Mr Bleakley, who did not contest his Tyldesley seat in May, said his missed payments related to the time last year when he was recovering from suffering a stroke.

He said: “I have always paid my council tax in full and in a timely manner. There may have been one or two occasions when my payments were delayed due to ill health.”

Mr Fairhurst, a Standish Independent who was voted out of his seat this year, did not issue an explanation for his late payments.

Paul McKevitt, Wigan Council’s deputy chief executive, said: “The council tax we collect helps fund essential services for our residents and we are committed to collecting all that is owed to the council in full.

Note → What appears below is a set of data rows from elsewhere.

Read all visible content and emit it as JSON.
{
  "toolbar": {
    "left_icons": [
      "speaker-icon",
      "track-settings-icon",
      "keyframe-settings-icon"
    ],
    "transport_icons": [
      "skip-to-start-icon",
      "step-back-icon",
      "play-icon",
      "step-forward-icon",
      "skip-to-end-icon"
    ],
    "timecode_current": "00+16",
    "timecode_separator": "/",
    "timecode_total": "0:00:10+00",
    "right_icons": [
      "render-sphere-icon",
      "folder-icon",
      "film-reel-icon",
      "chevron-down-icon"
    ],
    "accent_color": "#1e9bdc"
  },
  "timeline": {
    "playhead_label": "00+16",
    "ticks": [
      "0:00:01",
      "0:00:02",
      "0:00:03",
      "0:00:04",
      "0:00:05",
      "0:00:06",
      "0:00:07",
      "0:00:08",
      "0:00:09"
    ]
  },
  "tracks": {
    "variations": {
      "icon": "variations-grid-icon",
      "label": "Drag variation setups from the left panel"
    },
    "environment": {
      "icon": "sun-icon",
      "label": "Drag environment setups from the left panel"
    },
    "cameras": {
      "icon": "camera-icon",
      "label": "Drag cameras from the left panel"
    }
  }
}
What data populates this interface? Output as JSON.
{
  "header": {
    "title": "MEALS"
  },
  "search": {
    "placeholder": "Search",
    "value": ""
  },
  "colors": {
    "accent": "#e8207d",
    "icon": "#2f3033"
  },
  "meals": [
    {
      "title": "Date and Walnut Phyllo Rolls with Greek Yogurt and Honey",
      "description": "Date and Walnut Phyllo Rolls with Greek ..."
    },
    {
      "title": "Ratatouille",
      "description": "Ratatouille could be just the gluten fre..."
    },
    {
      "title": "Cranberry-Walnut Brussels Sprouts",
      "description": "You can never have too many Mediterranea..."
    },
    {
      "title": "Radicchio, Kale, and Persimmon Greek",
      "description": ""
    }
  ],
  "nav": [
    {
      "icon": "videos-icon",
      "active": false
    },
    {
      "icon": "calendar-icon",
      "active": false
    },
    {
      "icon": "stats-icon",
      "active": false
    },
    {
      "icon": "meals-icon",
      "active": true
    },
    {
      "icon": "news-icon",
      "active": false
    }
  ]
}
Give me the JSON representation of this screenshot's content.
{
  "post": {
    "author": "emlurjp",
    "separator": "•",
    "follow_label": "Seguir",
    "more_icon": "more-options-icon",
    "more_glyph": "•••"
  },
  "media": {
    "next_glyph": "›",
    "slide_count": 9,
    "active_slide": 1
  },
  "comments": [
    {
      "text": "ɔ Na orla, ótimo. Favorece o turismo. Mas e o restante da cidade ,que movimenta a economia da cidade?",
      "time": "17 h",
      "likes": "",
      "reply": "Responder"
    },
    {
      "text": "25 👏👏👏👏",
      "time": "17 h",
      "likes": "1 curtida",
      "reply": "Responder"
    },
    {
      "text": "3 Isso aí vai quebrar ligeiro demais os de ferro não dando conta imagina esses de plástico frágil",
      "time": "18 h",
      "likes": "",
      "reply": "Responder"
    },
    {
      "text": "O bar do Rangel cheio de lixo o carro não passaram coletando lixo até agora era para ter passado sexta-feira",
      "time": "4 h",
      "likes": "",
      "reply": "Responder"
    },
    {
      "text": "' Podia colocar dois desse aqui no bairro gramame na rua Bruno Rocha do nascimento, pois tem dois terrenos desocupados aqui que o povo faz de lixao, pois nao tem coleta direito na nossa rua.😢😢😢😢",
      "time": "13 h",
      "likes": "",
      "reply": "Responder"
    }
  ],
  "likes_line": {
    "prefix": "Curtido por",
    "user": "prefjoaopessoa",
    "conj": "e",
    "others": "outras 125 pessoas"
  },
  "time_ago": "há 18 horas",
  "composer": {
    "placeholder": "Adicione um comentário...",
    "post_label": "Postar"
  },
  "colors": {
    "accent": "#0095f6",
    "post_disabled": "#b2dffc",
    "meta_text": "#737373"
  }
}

“Councillors are treated no differently to ordinary members of the public and if there are cases of non-payment the council will take action to ensure the amounts owed are repaid.

“If people are experiencing financial difficulties, they can contact us to arrange a re-payment plan.”

The four were revealed following FOI requests by magazine Private Eye to all local authorities across the UK. They showed 243 councils had sent reminder letters to at least one councillor.

The Local Government Finance Act restricts councillors who have not paid their council tax to vote on their council’s annual budget.

The then Coun Bleakley would have been affected by this regulation last year and would have been barred from voting at February’s meeting, however, he missed the meeting due to his ill health.